Need help with parsing json fields


(Adrian Hove) #1

I have a sweet log I am trying to parse into JSON.

[2019-03-16 00:00:00] production.INFO {"timestamp":1552694400,"execution_time":0.0272369384765625}

my default logstash config

input {
  beats {
    port => 5044
  }
}
filter {
    grok {
        match => { "message" => "\[%{TIMESTAMP_ISO8601:timestamp}\] %{DATA:env}\.%{DATA:severity}: %{GREEDYDATA:message}"}
    }
    json {
        source => "message"
    }
}
output {
    elasticsearch {
        hosts => [ "elasticsearch:9200" ]
    }
}

Lastly I have this in filebeats yml

processors:
 - decode_json_fields:
     fields: ["message"]
     process_array: false
     max_depth: 1
     target: ""
     overwrite_keys: false

When i reindex my logs, no json parsing is done. What am I missing.


(Felix Stürmer) #2

Hi @Adrian_Hove,

it looks like you're trying to perform the json decoding in two places.

If the log file contains plain text lines like the example you gave, the filebeat json processor would not be able to decode it (since the line doesn't solely contain just a valid json object).

The logstash configuration looks reasonable, except that it contains a : where I don't see one in the example message.

I would recommend choosing one of two options:

  • Send the data from filebeat to logstash to elasticsearch, with filebeat performing no processing and logstash performing the grok and json decoding.
  • Send the data from filebeat to elasticsearch directly and perform the grok and json decoding in an ingest pipeline.

You seem to be very close to getting the first option working. If you are comfortable configuring logstash and want to run it as a separate process, it's a reasonable choice. If you don't actually need logstash for anything else (right now and in the foreseeable future), learning how to write an ingest pipeline could save a bit of administrative overhead.


(Adrian Hove) #3

I go it to work. The problem was the return carriage in the log line.

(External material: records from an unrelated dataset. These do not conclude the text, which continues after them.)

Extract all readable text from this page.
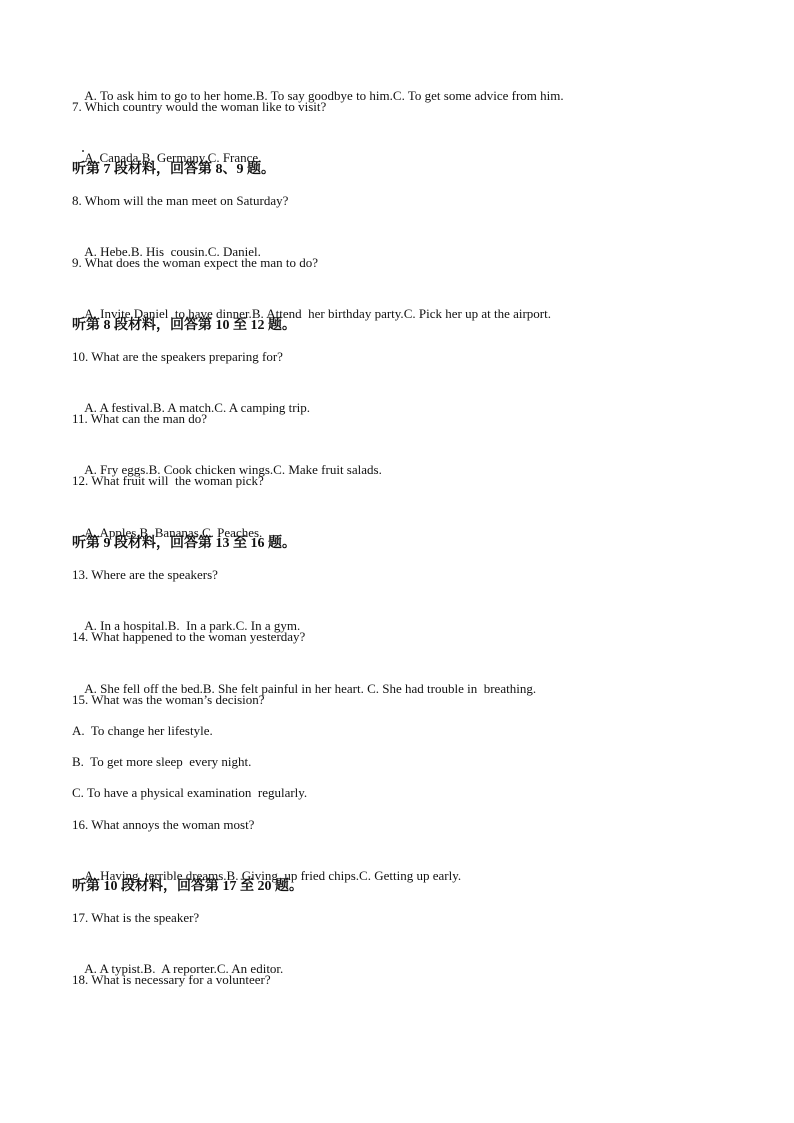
A. To ask him to go to her home.B. To say goodbye to him.C. To get some advice from him.

7. Which country would the woman like to visit?

A  Canada.B. Germany.C. France.

听第 7 段材料，回答第 8、9 题。
8. Whom will the man meet on Saturday?

A. Hebe.B. His  cousin.C. Daniel.

9. What does the woman expect the man to do?

A. Invite Daniel  to have dinner.B. Attend  her birthday party.C. Pick her up at the airport.

听第 8 段材料，回答第 10 至 12 题。
10. What are the speakers preparing for?

A. A festival.B. A match.C. A camping trip.

11. What can the man do?

A. Fry eggs.B. Cook chicken wings.C. Make fruit salads.

12. What fruit will  the woman pick?

A. Apples.B. Bananas.C. Peaches.

听第 9 段材料，回答第 13 至 16 题。
13. Where are the speakers?

A. In a hospital.B.  In a park.C. In a gym.

14. What happened to the woman yesterday?

A. She fell off the bed.B. She felt painful in her heart. C. She had trouble in  breathing.

15. What was the woman’s decision?
A.  To change her lifestyle.
B.  To get more sleep  every night.
C. To have a physical examination  regularly.
16. What annoys the woman most?

A. Having  terrible dreams.B. Giving  up fried chips.C. Getting up early.

听第 10 段材料，回答第 17 至 20 题。
17. What is the speaker?

A. A typist.B.  A reporter.C. An editor.

18. What is necessary for a volunteer?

The JSON parsing was failing.

input {
  beats {
    port => 5044
  }
}
filter {
    grok {
        match => { "message" => "(?m)\[%{TIMESTAMP_ISO8601:timestamp}\] %{DATA:env}\.%{DATA:severity}: %{GREEDYDATA:messageJSON}\s*$"}
    }
    json {
        source => "messageJSON"
        target => "messageJSON"
        skip_on_invalid_json => true
    }
}
output {

    elasticsearch {
        ilm_enabled => true
        hosts => [ "elasticsearch:9200" ]
    }
    stdout {}
}

I will start looking into how to write an ingest pipeline. If you have any documentation I can look to that would be awesome.


(Felix Stürmer) #4

That's good to hear!

The filebeat documentation has a section about parsing data using ingest nodes, which shows a small example of defining a pipeline and adjusting the filebeat configuration.

The ingest node documentation itself is part of the elasticsearch documentation. By default, each elasticsearch node is also an ingest node.

An ingest pipeline consists of a sequence of processors that are very similar to logstash filter plugins. In your case the Grok and JSON processors should be of particular interest.

Let us know if you encounter any further roadblocks.


(system) closed #5

This topic was automatically closed 28 days after the last reply. New replies are no longer allowed.